Expression of resistance markers to methotrexate predicts clinical improvement in patients with rheumatoid arthritis.

BACKGROUND

Methotrexate is transported into the cell by the reduced folate carrier (RFC) and out of the cell by members of the multidrug resistance protein family (MRP). Transport proteins may affect the therapeutic efficacy of this drug in patients with rheumatoid arthritis.

OBJECTIVE

To investigate the potential benefit of the presence of RFC and the absence of functional MRP for the efficacy of methotrexate treatment.

METHODS

The study involved 163 patients (116 female, 47 male; mean age 59.5 years) on methotrexate (mean weekly dose 12.2 mg). RFC was determined using reverse transcriptase polymerase chain reaction, and MRP function by flow cytometry, using a calcein acetoxymethylesther/probenecid assay.
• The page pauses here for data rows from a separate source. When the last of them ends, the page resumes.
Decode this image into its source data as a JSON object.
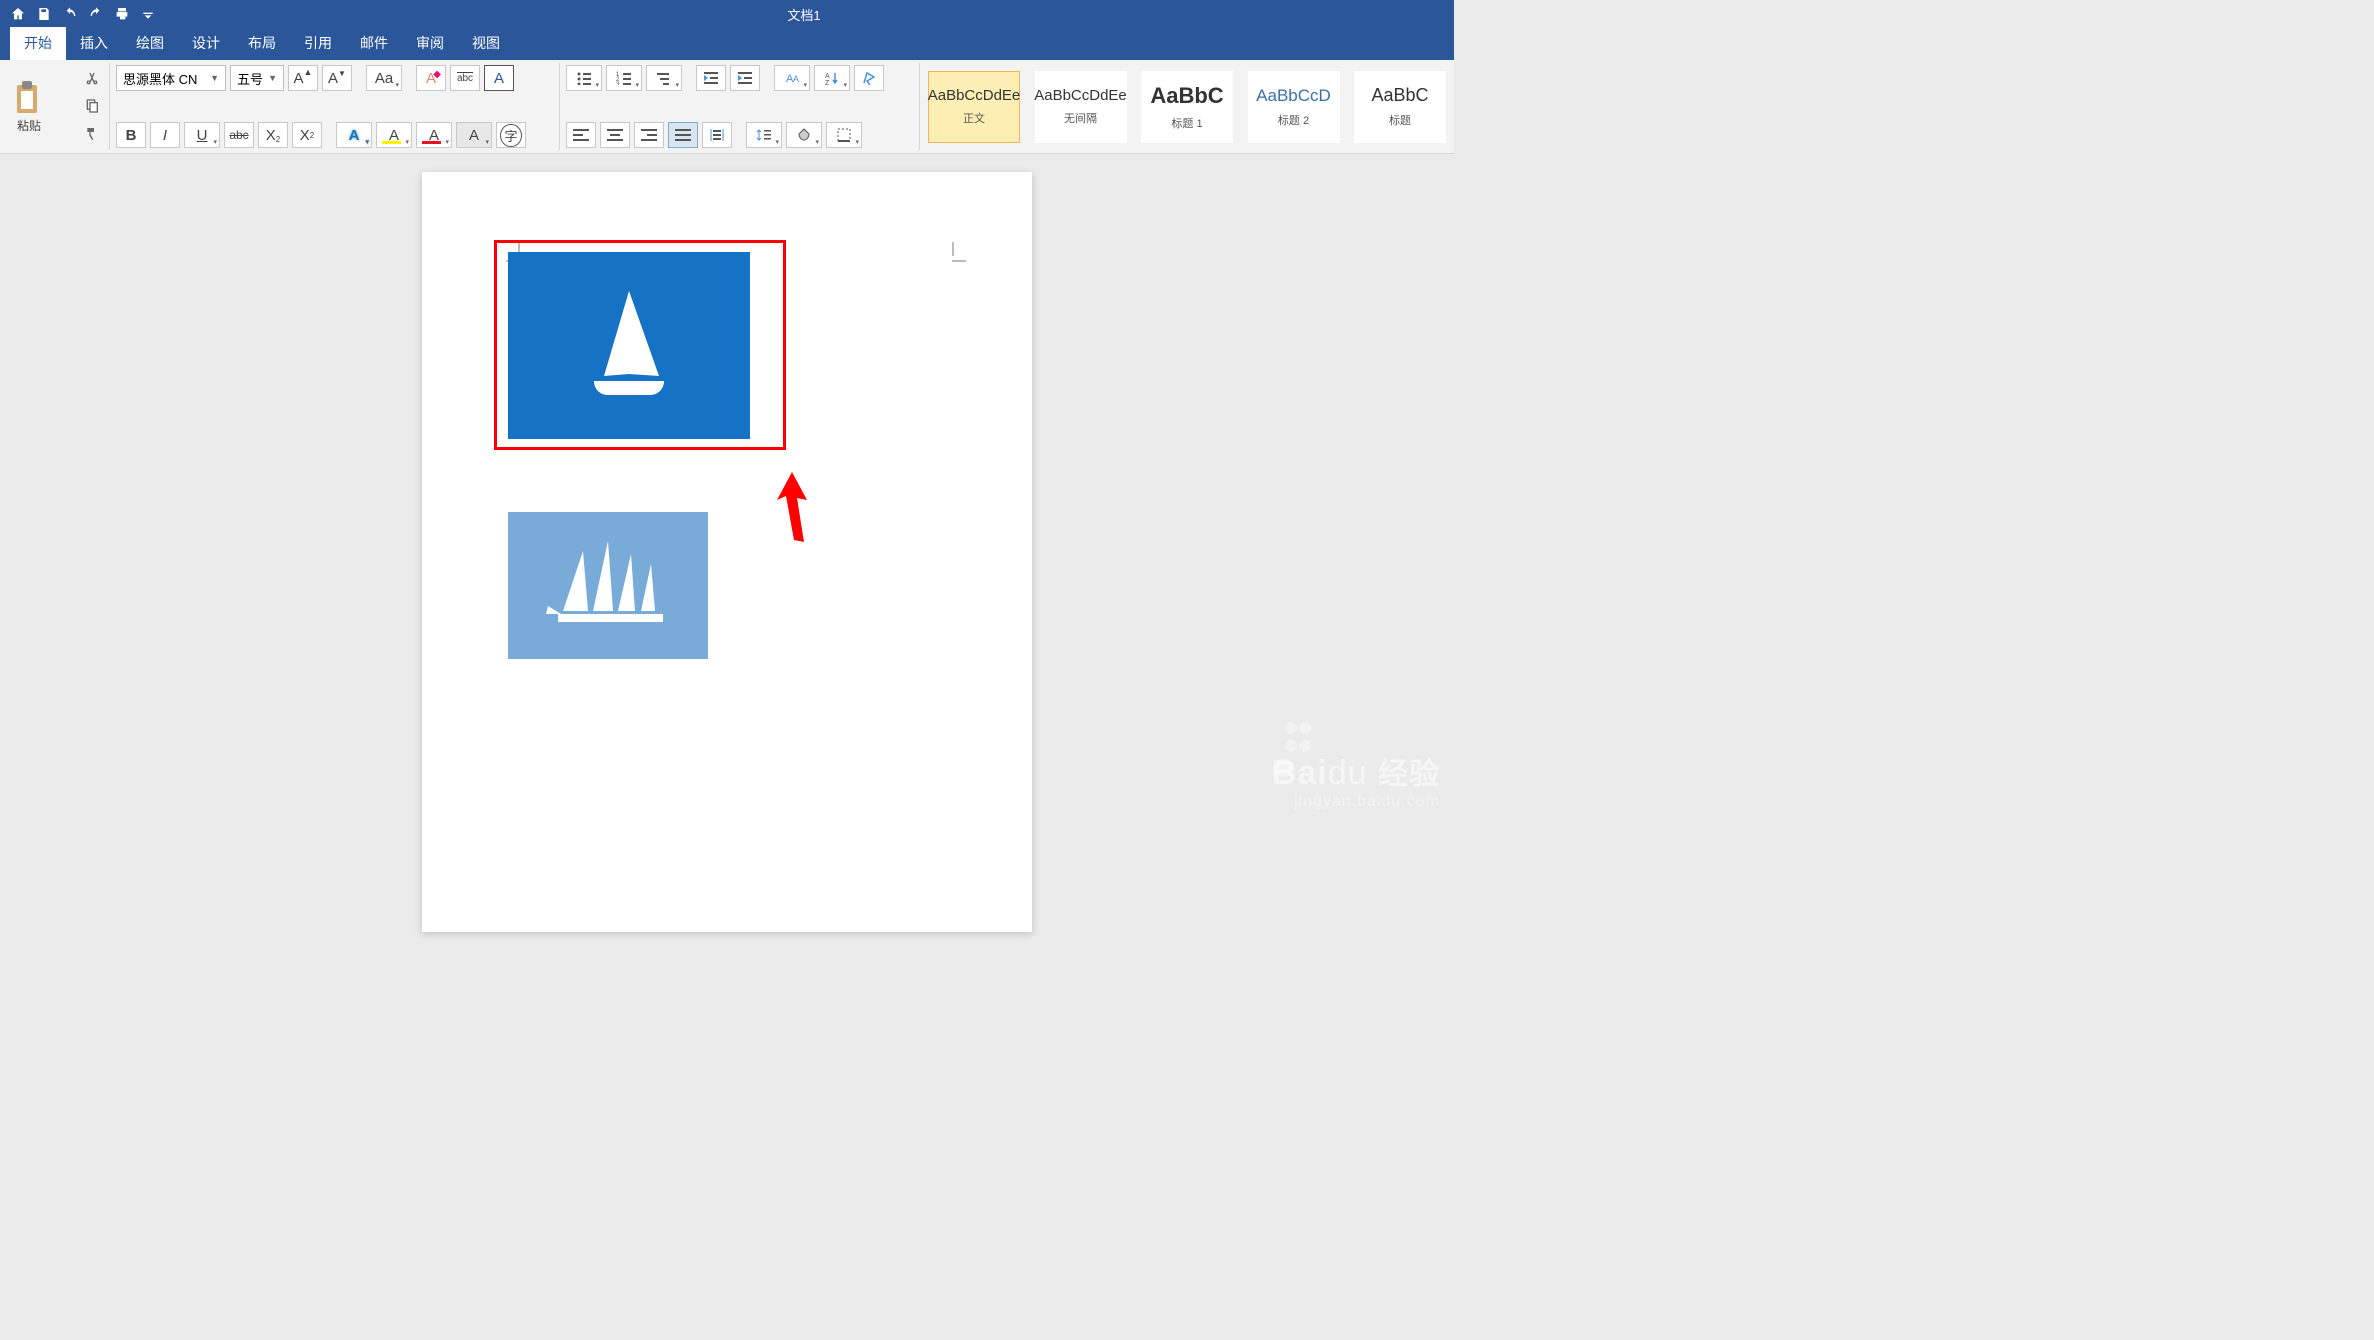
{
  "title": "文档1",
  "tabs": [
    "开始",
    "插入",
    "绘图",
    "设计",
    "布局",
    "引用",
    "邮件",
    "审阅",
    "视图"
  ],
  "active_tab": 0,
  "clipboard": {
    "paste": "粘贴"
  },
  "font": {
    "family": "思源黑体 CN",
    "size": "五号",
    "grow": "A",
    "shrink": "A",
    "changecase": "Aa",
    "clearfmt": "A",
    "phonetic": "abc",
    "charborder": "A",
    "bold": "B",
    "italic": "I",
    "underline": "U",
    "strike": "abc",
    "subscript_x": "X",
    "subscript_2": "2",
    "superscript_x": "X",
    "superscript_2": "2",
    "texteffect": "A",
    "highlight": "A",
    "fontcolor": "A",
    "shading": "A",
    "enclose": "字"
  },
  "styles": [
    {
      "preview": "AaBbCcDdEe",
      "name": "正文",
      "cls": ""
    },
    {
      "preview": "AaBbCcDdEe",
      "name": "无间隔",
      "cls": ""
    },
    {
      "preview": "AaBbC",
      "name": "标题 1",
      "cls": "big"
    },
    {
      "preview": "AaBbCcD",
      "name": "标题 2",
      "cls": "med"
    },
    {
      "preview": "AaBbC",
      "name": "标题",
      "cls": ""
    }
  ],
  "watermark": {
    "brand": "Baidu",
    "cn": "经验",
    "url": "jingyan.baidu.com"
  }
}
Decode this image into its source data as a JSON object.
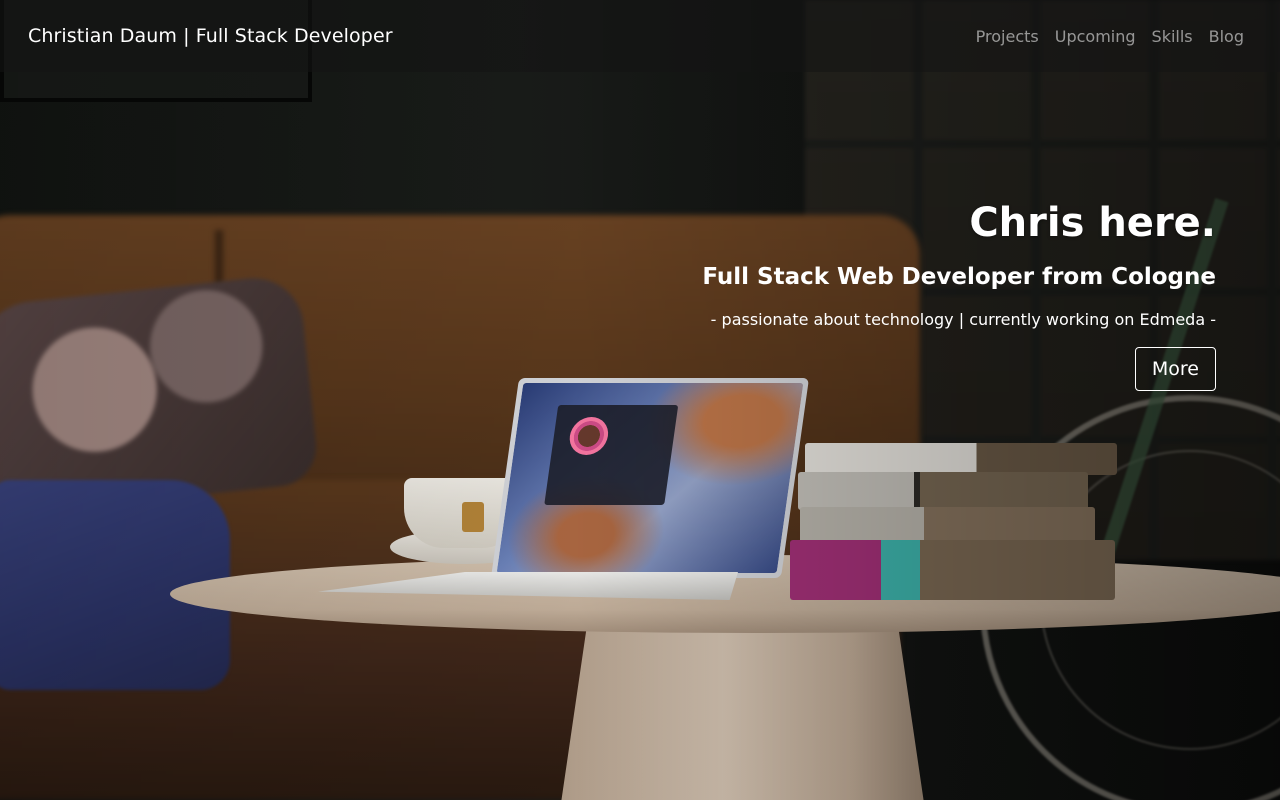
{
  "nav": {
    "brand": "Christian Daum | Full Stack Developer",
    "links": [
      {
        "label": "Projects"
      },
      {
        "label": "Upcoming"
      },
      {
        "label": "Skills"
      },
      {
        "label": "Blog"
      }
    ]
  },
  "hero": {
    "title": "Chris here.",
    "subtitle": "Full Stack Web Developer from Cologne",
    "tagline": "- passionate about technology | currently working on Edmeda -",
    "button_label": "More"
  },
  "colors": {
    "navbar_bg": "#141414",
    "text": "#ffffff",
    "nav_link": "#9b9b9b"
  }
}
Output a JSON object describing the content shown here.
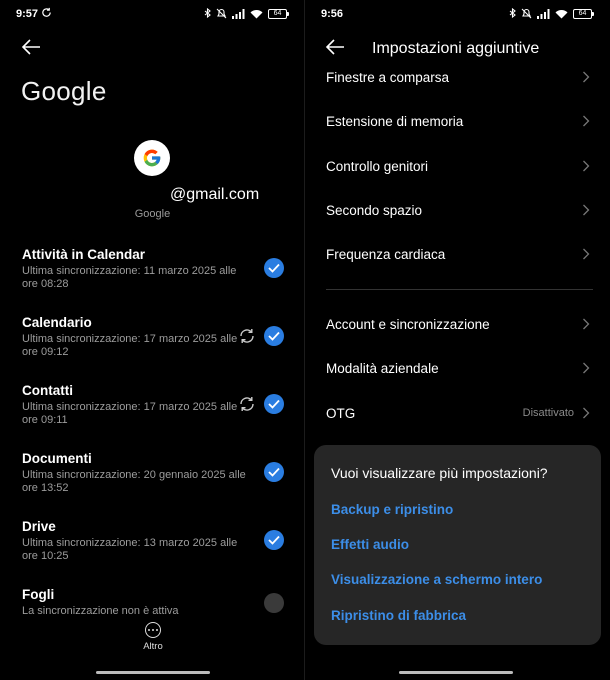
{
  "left_screen": {
    "status": {
      "time": "9:57",
      "battery": "64"
    },
    "title": "Google",
    "account": {
      "email": "@gmail.com",
      "provider": "Google"
    },
    "sync_items": [
      {
        "title": "Attività in Calendar",
        "subtitle": "Ultima sincronizzazione: 11 marzo 2025 alle ore 08:28",
        "checked": true,
        "syncing": false
      },
      {
        "title": "Calendario",
        "subtitle": "Ultima sincronizzazione: 17 marzo 2025 alle ore 09:12",
        "checked": true,
        "syncing": true
      },
      {
        "title": "Contatti",
        "subtitle": "Ultima sincronizzazione: 17 marzo 2025 alle ore 09:11",
        "checked": true,
        "syncing": true
      },
      {
        "title": "Documenti",
        "subtitle": "Ultima sincronizzazione: 20 gennaio 2025 alle ore 13:52",
        "checked": true,
        "syncing": false
      },
      {
        "title": "Drive",
        "subtitle": "Ultima sincronizzazione: 13 marzo 2025 alle ore 10:25",
        "checked": true,
        "syncing": false
      },
      {
        "title": "Fogli",
        "subtitle": "La sincronizzazione non è attiva",
        "checked": false,
        "syncing": false
      }
    ],
    "more_label": "Altro"
  },
  "right_screen": {
    "status": {
      "time": "9:56",
      "battery": "64"
    },
    "title": "Impostazioni aggiuntive",
    "settings": [
      {
        "label": "Finestre a comparsa",
        "value": ""
      },
      {
        "label": "Estensione di memoria",
        "value": ""
      },
      {
        "label": "Controllo genitori",
        "value": ""
      },
      {
        "label": "Secondo spazio",
        "value": ""
      },
      {
        "label": "Frequenza cardiaca",
        "value": ""
      },
      {
        "label": "Account e sincronizzazione",
        "value": ""
      },
      {
        "label": "Modalità aziendale",
        "value": ""
      },
      {
        "label": "OTG",
        "value": "Disattivato"
      }
    ],
    "popup": {
      "title": "Vuoi visualizzare più impostazioni?",
      "links": [
        "Backup e ripristino",
        "Effetti audio",
        "Visualizzazione a schermo intero",
        "Ripristino di fabbrica"
      ]
    }
  },
  "colors": {
    "accent": "#2a7de1",
    "link": "#3c8ee8",
    "popup_bg": "#262626"
  }
}
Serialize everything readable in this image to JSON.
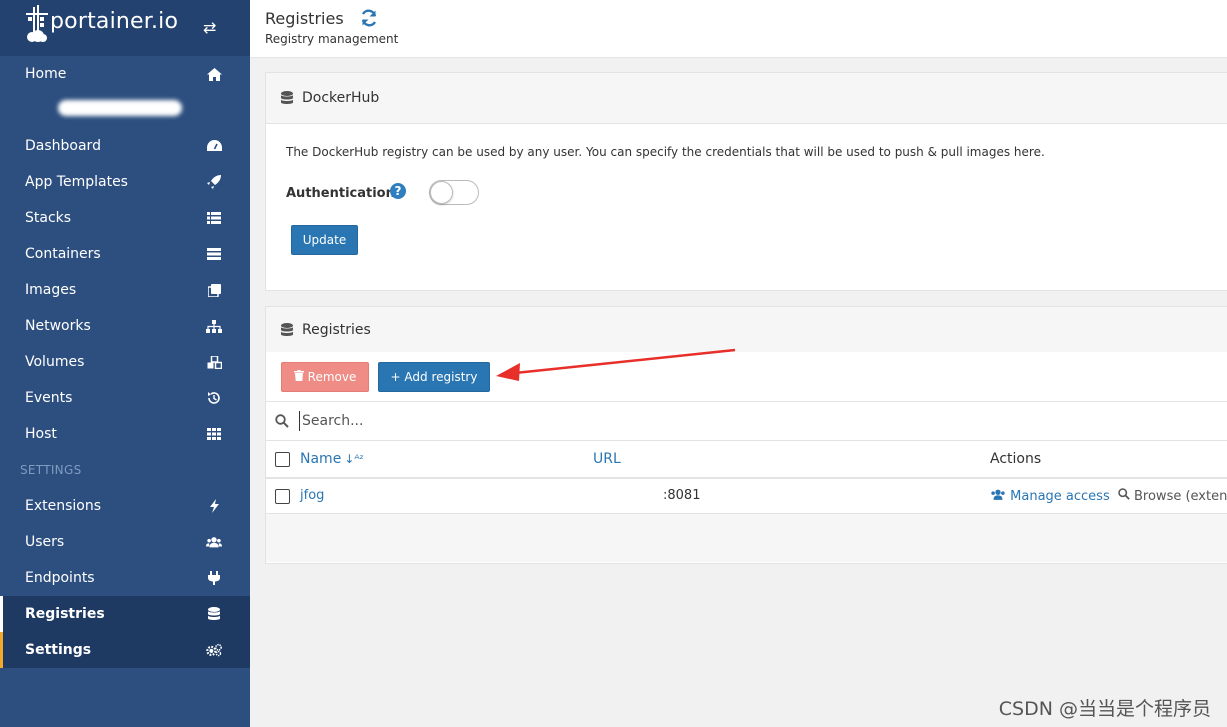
{
  "brand": {
    "name": "portainer.io"
  },
  "sidebar": {
    "home": "Home",
    "items": [
      {
        "label": "Dashboard",
        "icon": "tachometer-icon"
      },
      {
        "label": "App Templates",
        "icon": "rocket-icon"
      },
      {
        "label": "Stacks",
        "icon": "th-list-icon"
      },
      {
        "label": "Containers",
        "icon": "server-icon"
      },
      {
        "label": "Images",
        "icon": "clone-icon"
      },
      {
        "label": "Networks",
        "icon": "sitemap-icon"
      },
      {
        "label": "Volumes",
        "icon": "cubes-icon"
      },
      {
        "label": "Events",
        "icon": "history-icon"
      },
      {
        "label": "Host",
        "icon": "th-icon"
      }
    ],
    "settings_header": "SETTINGS",
    "settings_items": [
      {
        "label": "Extensions",
        "icon": "bolt-icon"
      },
      {
        "label": "Users",
        "icon": "users-icon"
      },
      {
        "label": "Endpoints",
        "icon": "plug-icon"
      },
      {
        "label": "Registries",
        "icon": "database-icon"
      },
      {
        "label": "Settings",
        "icon": "cogs-icon"
      }
    ]
  },
  "header": {
    "title": "Registries",
    "subtitle": "Registry management"
  },
  "dockerhub": {
    "title": "DockerHub",
    "description": "The DockerHub registry can be used by any user. You can specify the credentials that will be used to push & pull images here.",
    "auth_label": "Authentication",
    "auth_enabled": false,
    "update_label": "Update"
  },
  "registries": {
    "title": "Registries",
    "remove_label": "Remove",
    "add_label": "+ Add registry",
    "search_placeholder": "Search...",
    "columns": {
      "name": "Name",
      "url": "URL",
      "actions": "Actions"
    },
    "rows": [
      {
        "name": "jfog",
        "url": ":8081",
        "manage_access": "Manage access",
        "browse": "Browse (exten"
      }
    ]
  },
  "watermark": "CSDN @当当是个程序员",
  "colors": {
    "sidebar": "#2d4f7f",
    "primary": "#2a76b3",
    "danger": "#ee8c85",
    "accent": "#f0a92a",
    "arrow": "#e8302a"
  }
}
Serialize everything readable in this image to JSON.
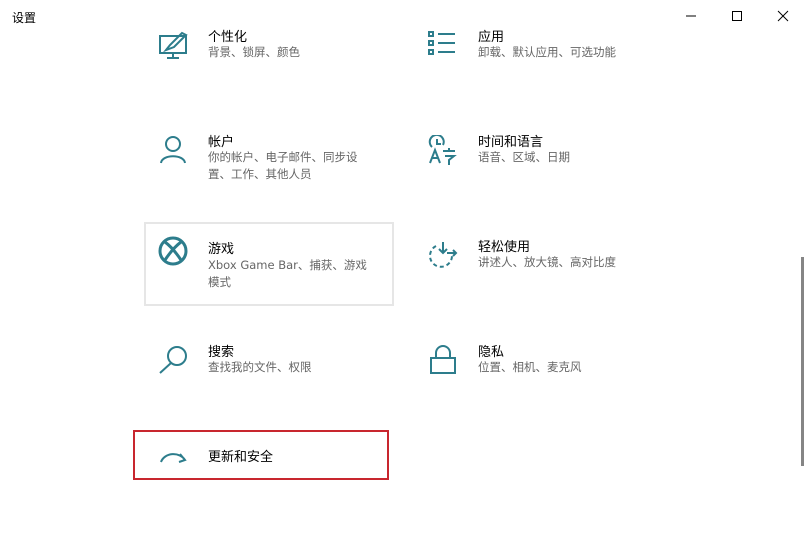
{
  "window": {
    "title": "设置"
  },
  "tiles": [
    {
      "title": "个性化",
      "subtitle": "背景、锁屏、颜色",
      "icon": "personalization-icon"
    },
    {
      "title": "应用",
      "subtitle": "卸载、默认应用、可选功能",
      "icon": "apps-icon"
    },
    {
      "title": "帐户",
      "subtitle": "你的帐户、电子邮件、同步设置、工作、其他人员",
      "icon": "account-icon"
    },
    {
      "title": "时间和语言",
      "subtitle": "语音、区域、日期",
      "icon": "time-language-icon"
    },
    {
      "title": "游戏",
      "subtitle": "Xbox Game Bar、捕获、游戏模式",
      "icon": "xbox-icon"
    },
    {
      "title": "轻松使用",
      "subtitle": "讲述人、放大镜、高对比度",
      "icon": "ease-of-access-icon"
    },
    {
      "title": "搜索",
      "subtitle": "查找我的文件、权限",
      "icon": "search-icon"
    },
    {
      "title": "隐私",
      "subtitle": "位置、相机、麦克风",
      "icon": "lock-icon"
    },
    {
      "title": "更新和安全",
      "subtitle": "",
      "icon": "update-icon"
    }
  ],
  "colors": {
    "accent": "#2d7d8c",
    "highlight": "#c8262e"
  }
}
Clinical response to methotrexate was evaluated by the EULAR response criteria and the ACR 20% improvement criteria. The clinical data were obtained at the beginning of methotrexate treatment and at the time of blood sampling during ongoing therapy. Patients were divided into four groups according to the presence (+) or absence (-) of RFC and functional (f) MRP.

RESULTS

fMRP+/RFC+ and fMRP-/RFC- patients more often had good EULAR response rates (60%, p = 0.014, and 53%, p = 0.035, respectively) in comparison with the fMRP-/RFC+ group (29%); fMRP+/RFC- patients had a low frequency of good disease activity responses.

CONCLUSIONS

Absence of fMRP plus presence of RFC did not prove to be related to beneficial effects of methotrexate, but the lack or the presence of both fMRP and RFC led to a significantly better therapeutic outcome. Determination of these markers may predict responsiveness to methotrexate.